Wednesday 11 June 2008

Thoughts on the Novel

Four natural elements: earth, air, fire, water. The Greeks thought them to be precepts of science, but literature in fact revealed them to be aesthetic categories. At least they do reflect the four main genres of literature: epic poetry is manifestly of the earth, lyric is of air, and drama is of fire (both tragic and comic). The most contested one is of course the novel: its plurality suggests that it may not be boxed into any fit or stable categories. But characteristic of the element of water, to which the novel obviously belongs, is precisely its *not* being fixed, but infinitely interchangeable with itself. Consider Phlebas, who was once handsome and tall as you.

Of course, the borders that are intergeneric do not correspond to those which are aesthetic. The Odyssey has variously been described as the first great novel of adventure and romance. Its contiguity with the genre is only too fitting: for, it is not impossible to see in Odysseus the unwary metaphor for the novel reader. Fittingly, to describe the experience of reading a novel is to speak in the same terms in which one describes a journey out onto a sea or river on a boat, and also the wind that rolls into one’s sails; and as much as Odysseus has absorbed of sailing by the end of his epic, so does our journey through the mythologies of grammar shore us into a correspondingly diverse understanding of the reading experience.

For example, think of a good action novel as a skiff built for competition, rushing through the waves with the strongest wind it can gather and taking you breathlessly through them: no more can you stop the boat from running than your hands from turning the page, or your eye from the line it is reading. At the opposite end will be a novel like Ulysses, this emblem of the novelistic medium which chooses as its title, not coincidentally, the name of Odysseus. The reading of Ulysses provides no wind (or almost none), and it is like rowing upstream on your own, clenching your teeth with exertion in a thick summer air, through light and mosquitoes; a difficulty of undoubted magnitude, but the rewards of which are equally undisputable. Other novels of the kind, but less demanding, might be a double or a four-man boat (maybe Joseph Conrad would be an eight). And all the winds which lie between these two extremes are woven by their corresponding author; the electric airs of Calvino, the placid sailing through Dickens, the airtight submarine launch of Palahniuk, the slow, night skies of Flaubert and the small storm that is Margaret Atwood.
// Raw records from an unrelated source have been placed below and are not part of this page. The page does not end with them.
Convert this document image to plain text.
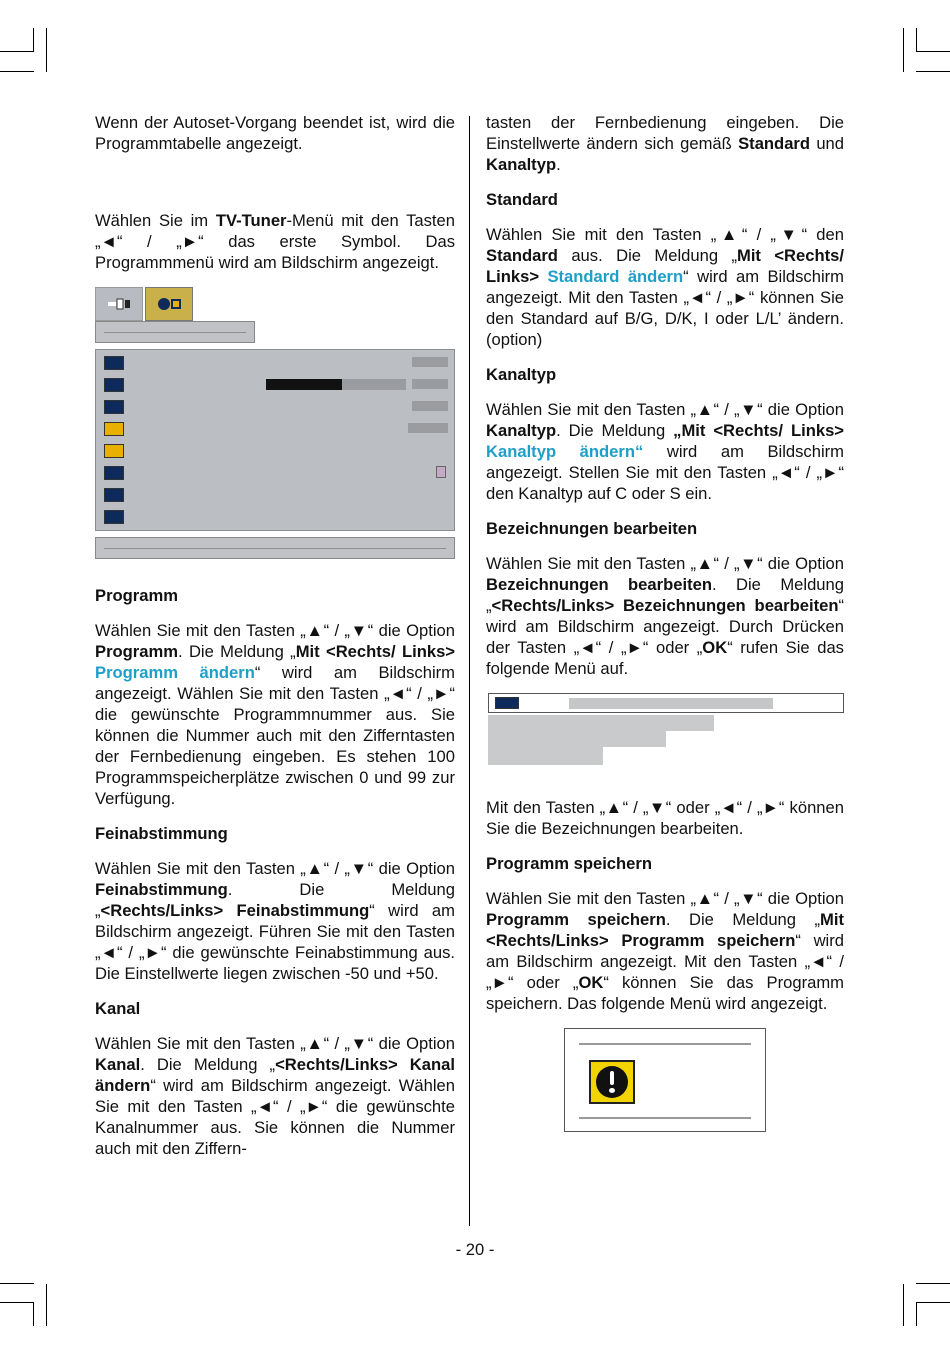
Wenn der Autoset-Vorgang beendet ist, wird die Programmtabelle angezeigt.

Wählen Sie im TV-Tuner-Menü mit den Tasten „◄“ / „►“ das erste Symbol. Das Programmmenü wird am Bildschirm angezeigt.

Programm

Wählen Sie mit den Tasten „▲“ / „▼“ die Option Programm. Die Meldung „Mit <Rechts/ Links> Programm ändern“ wird am Bildschirm angezeigt. Wählen Sie mit den Tasten „◄“ / „►“ die gewünschte Programmnummer aus. Sie können die Nummer auch mit den Zifferntasten der Fernbedienung eingeben. Es stehen 100 Programmspeicherplätze zwischen 0 und 99 zur Verfügung.

Feinabstimmung

Wählen Sie mit den Tasten „▲“ / „▼“ die Option Feinabstimmung. Die Meldung „<Rechts/Links> Feinabstimmung“ wird am Bildschirm angezeigt. Führen Sie mit den Tasten „◄“ / „►“ die gewünschte Feinabstimmung aus. Die Einstellwerte liegen zwischen -50 und +50.

Kanal

Wählen Sie mit den Tasten „▲“ / „▼“ die Option Kanal. Die Meldung „<Rechts/Links> Kanal ändern“ wird am Bildschirm angezeigt. Wählen Sie mit den Tasten „◄“ / „►“ die gewünschte Kanalnummer aus. Sie können die Nummer auch mit den Ziffern-

tasten der Fernbedienung eingeben. Die Einstellwerte ändern sich gemäß Standard und Kanaltyp.

Standard

Wählen Sie mit den Tasten „▲“ / „▼“ den Standard aus. Die Meldung „Mit <Rechts/ Links> Standard ändern“ wird am Bildschirm angezeigt. Mit den Tasten „◄“ / „►“ können Sie den Standard auf B/G, D/K, I oder L/L’ ändern. (option)

Kanaltyp

Wählen Sie mit den Tasten „▲“ / „▼“ die Option Kanaltyp. Die Meldung „Mit <Rechts/ Links> Kanaltyp ändern“ wird am Bildschirm angezeigt. Stellen Sie mit den Tasten „◄“ / „►“ den Kanaltyp auf C oder S ein.

Bezeichnungen bearbeiten

Wählen Sie mit den Tasten „▲“ / „▼“ die Option Bezeichnungen bearbeiten. Die Meldung „<Rechts/Links> Bezeichnungen bearbeiten“ wird am Bildschirm angezeigt. Durch Drücken der Tasten „◄“ / „►“ oder „OK“ rufen Sie das folgende Menü auf.

Mit den Tasten „▲“ / „▼“ oder „◄“ / „►“ können Sie die Bezeichnungen bearbeiten.

Programm speichern

Wählen Sie mit den Tasten „▲“ / „▼“ die Option Programm speichern. Die Meldung „Mit <Rechts/Links> Programm speichern“ wird am Bildschirm angezeigt. Mit den Tasten „◄“ / „►“ oder „OK“ können Sie das Programm speichern. Das folgende Menü wird angezeigt.

- 20 -
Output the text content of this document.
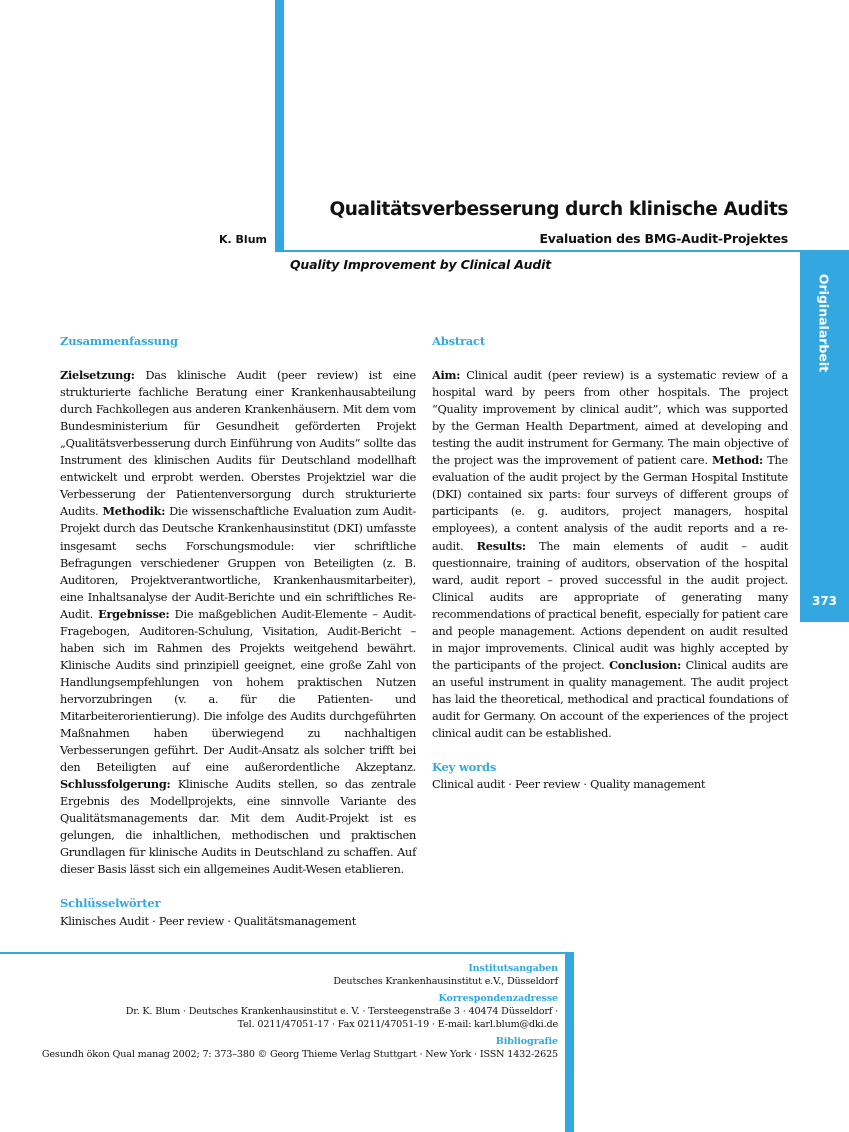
Qualitätsverbesserung durch klinische Audits
Evaluation des BMG-Audit-Projektes
K. Blum
Quality Improvement by Clinical Audit
Originalarbeit
373

Zusammenfassung

Zielsetzung: Das klinische Audit (peer review) ist eine strukturierte fachliche Beratung einer Krankenhausabteilung durch Fachkollegen aus anderen Krankenhäusern. Mit dem vom Bundesministerium für Gesundheit geförderten Projekt „Qualitätsverbesserung durch Einführung von Audits“ sollte das Instrument des klinischen Audits für Deutschland modellhaft entwickelt und erprobt werden. Oberstes Projektziel war die Verbesserung der Patientenversorgung durch strukturierte Audits. Methodik: Die wissenschaftliche Evaluation zum Audit-Projekt durch das Deutsche Krankenhausinstitut (DKI) umfasste insgesamt sechs Forschungsmodule: vier schriftliche Befragungen verschiedener Gruppen von Beteiligten (z. B. Auditoren, Projektverantwortliche, Krankenhausmitarbeiter), eine Inhaltsanalyse der Audit-Berichte und ein schriftliches Re-Audit. Ergebnisse: Die maßgeblichen Audit-Elemente – Audit-Fragebogen, Auditoren-Schulung, Visitation, Audit-Bericht – haben sich im Rahmen des Projekts weitgehend bewährt. Klinische Audits sind prinzipiell geeignet, eine große Zahl von Handlungsempfehlungen von hohem praktischen Nutzen hervorzubringen (v. a. für die Patienten- und Mitarbeiterorientierung). Die infolge des Audits durchgeführten Maßnahmen haben überwiegend zu nachhaltigen Verbesserungen geführt. Der Audit-Ansatz als solcher trifft bei den Beteiligten auf eine außerordentliche Akzeptanz. Schlussfolgerung: Klinische Audits stellen, so das zentrale Ergebnis des Modellprojekts, eine sinnvolle Variante des Qualitätsmanagements dar. Mit dem Audit-Projekt ist es gelungen, die inhaltlichen, methodischen und praktischen Grundlagen für klinische Audits in Deutschland zu schaffen. Auf dieser Basis lässt sich ein allgemeines Audit-Wesen etablieren.

Schlüsselwörter

Klinisches Audit · Peer review · Qualitätsmanagement

Abstract

Aim: Clinical audit (peer review) is a systematic review of a hospital ward by peers from other hospitals. The project “Quality improvement by clinical audit”, which was supported by the German Health Department, aimed at developing and testing the audit instrument for Germany. The main objective of the project was the improvement of patient care. Method: The evaluation of the audit project by the German Hospital Institute (DKI) contained six parts: four surveys of different groups of participants (e. g. auditors, project managers, hospital employees), a content analysis of the audit reports and a re-audit. Results: The main elements of audit – audit questionnaire, training of auditors, observation of the hospital ward, audit report – proved successful in the audit project. Clinical audits are appropriate of generating many recommendations of practical benefit, especially for patient care and people management. Actions dependent on audit resulted in major improvements. Clinical audit was highly accepted by the participants of the project. Conclusion: Clinical audits are an useful instrument in quality management. The audit project has laid the theoretical, methodical and practical foundations of audit for Germany. On account of the experiences of the project clinical audit can be established.

Key words

Clinical audit · Peer review · Quality management

Institutsangaben
Deutsches Krankenhausinstitut e.V., Düsseldorf
Korrespondenzadresse
Dr. K. Blum · Deutsches Krankenhausinstitut e. V. · Tersteegenstraße 3 · 40474 Düsseldorf ·
Tel. 0211/47051-17 · Fax 0211/47051-19 · E-mail: karl.blum@dki.de
Bibliografie
Gesundh ökon Qual manag 2002; 7: 373–380 © Georg Thieme Verlag Stuttgart · New York · ISSN 1432-2625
Now to describe my favourite kind of novel, you must imagine a commodious white vessel spreading sails into the Southern portions of the Mediterranean coast, where great streaming winds graze around and above those sloping hills that dip their body into the sea through a necklace of black stones, and where the ocean, the infinite ocean, refracts your progress by an according variation in the depth of its dyes. One Hundred Years of Solitude. Now can you write the journey that’s behind a novel’s name, or are you not the one for water?